The Kidney Project is a long-term effort to engineer an implantable artificial kidney to improve the lives of patients with renal failure

artificial kidney
Dr. William H. Fissell of Vanderbilt University holds a prototype artificial kidney cartridge.

The Problem

There’s an old saying that one doesn’t miss the water until the well runs dry. When you are feeling well, its easy to forget how lousy you felt when you were sick. Half a million Americans and two million people worldwide feel sick every single day because they have severe kidney disease, and each patient with kidney failure knows he or she  will not ever have a day again when they can forget how it feels to be sick.

Our best treatment for kidney failure is a replacement kidney through a medical procedure called transplantation. Kidney transplant recipients lead pretty normal lives other than a daily burden of pills and increased risk of infections and cancers. Transplant kidneys come from altruistic living donors who donate one of their two kidneys to someone with kidney failure, or from deceased donors whose surviving family decides to make a gift of their loved ones kidneys. (For how this all works, visit the United Network for Organ Sharing web site.)

Transplant is limited by scarcity of donor organs. In 2014, there were five times as many people waiting for a kidney as received a kidney transplant. Everyone else either accepts the finality of death or chooses some form of dialysis. Very briefly, dialysis uses a salt water solution to clean the blood of waste products. This can happen inside the body, using peritoneal dialysis, or outside the body, using hemodialysis.

These treatments happen somewhere between every day and a few times a week. At best, dialysis replaces a tiny fraction of the function of a healthy kidney. For example, what do you like to eat? Steak? Potato chips? Pizza? Maybe you are a little more health conscious. Fresh tomatoes. Grapes. An orange? A dialysis patient cannot eat any of these these. The dialysis procedure cannot get rid of the wastes until it is time for the dialysis session, and during the time between the meal, the levels of waste products can rise high enough to be dangerous.

A 2010 article in ProPublica, reprinted in part in The Atlantic magazine, described the shortcomings of dialysis as it is prescribed in the United States. Many doctors objected to the article, saying it was not representative of kidney care in the US. Other doctors and patients have begun to see that dialysis is not always the best option.

What can we all do? Every year the number of patients with kidney failure grows larger and larger, and the burden of suffering and the dollar cost of care grow right alongside.

The Solution: An Implantable Artificial Kidney

Dr. Fissell holds an artificial kidney prototype

Dr. William H. Fissell of Vanderbilt University holds a prototype artificial kidney cartridge.

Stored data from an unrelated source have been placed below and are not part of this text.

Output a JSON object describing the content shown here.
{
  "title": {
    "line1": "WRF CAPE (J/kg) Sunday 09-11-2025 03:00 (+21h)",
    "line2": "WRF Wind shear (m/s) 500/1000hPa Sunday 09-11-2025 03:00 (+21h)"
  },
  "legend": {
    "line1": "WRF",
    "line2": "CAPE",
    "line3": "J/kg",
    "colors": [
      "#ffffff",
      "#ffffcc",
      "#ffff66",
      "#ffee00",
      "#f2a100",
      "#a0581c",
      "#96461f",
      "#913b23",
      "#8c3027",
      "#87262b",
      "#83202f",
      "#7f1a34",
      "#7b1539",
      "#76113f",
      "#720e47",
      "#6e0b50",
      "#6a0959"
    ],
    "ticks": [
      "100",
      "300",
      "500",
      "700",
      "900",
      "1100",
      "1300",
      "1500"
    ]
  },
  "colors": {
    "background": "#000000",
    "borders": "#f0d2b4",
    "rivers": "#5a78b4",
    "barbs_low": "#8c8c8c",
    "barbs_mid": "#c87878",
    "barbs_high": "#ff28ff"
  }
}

Treating patients with hemodialysis is costing us a fortune and leaving us sick. To answer this need, since 1998 we have worked to create an implantable artificial kidney. Our design is modeled on the body’s own strategy for cleaning the blood.

There are a few features of the kidney that we copy. First, the kidney is a massively parallelstructure. Each one of your kidneys has about one million little nephrons all pretty much alike. Remove half a kidney, you have half as many nephrons and half the function. We mimic both the kidney and the microelectronics industry by implementing hundreds of copies of the same plan to achieve the desired level of function. Need more function? Add more units!

Second, each little nephron subunit has two parts that work together: a filtration unit, called the glomerulus, and a processing unit, called the tubule. The filters are the part that are ruined in most kidney diseases, and the cells that make the filters do not grow well in the laboratory. Right now, there’s no good way to grow replacements, although other scientists are pursuing this approach. Instead, we use silicon nanotechnology to make artificial filters instead. The tubule sorts out the substances in the filtrate and decides what to keep and what to discard: how much salt, how much potassium, how much water, and so on. These cells, fortunately, are easy to grow in the laboratory and have even been used in artificial kidneys before.

The combination of the technological and the biological allow us to skip the pumps, tubes, dialysis, and immunosuppressive drugs for a permanent solution to renal failure.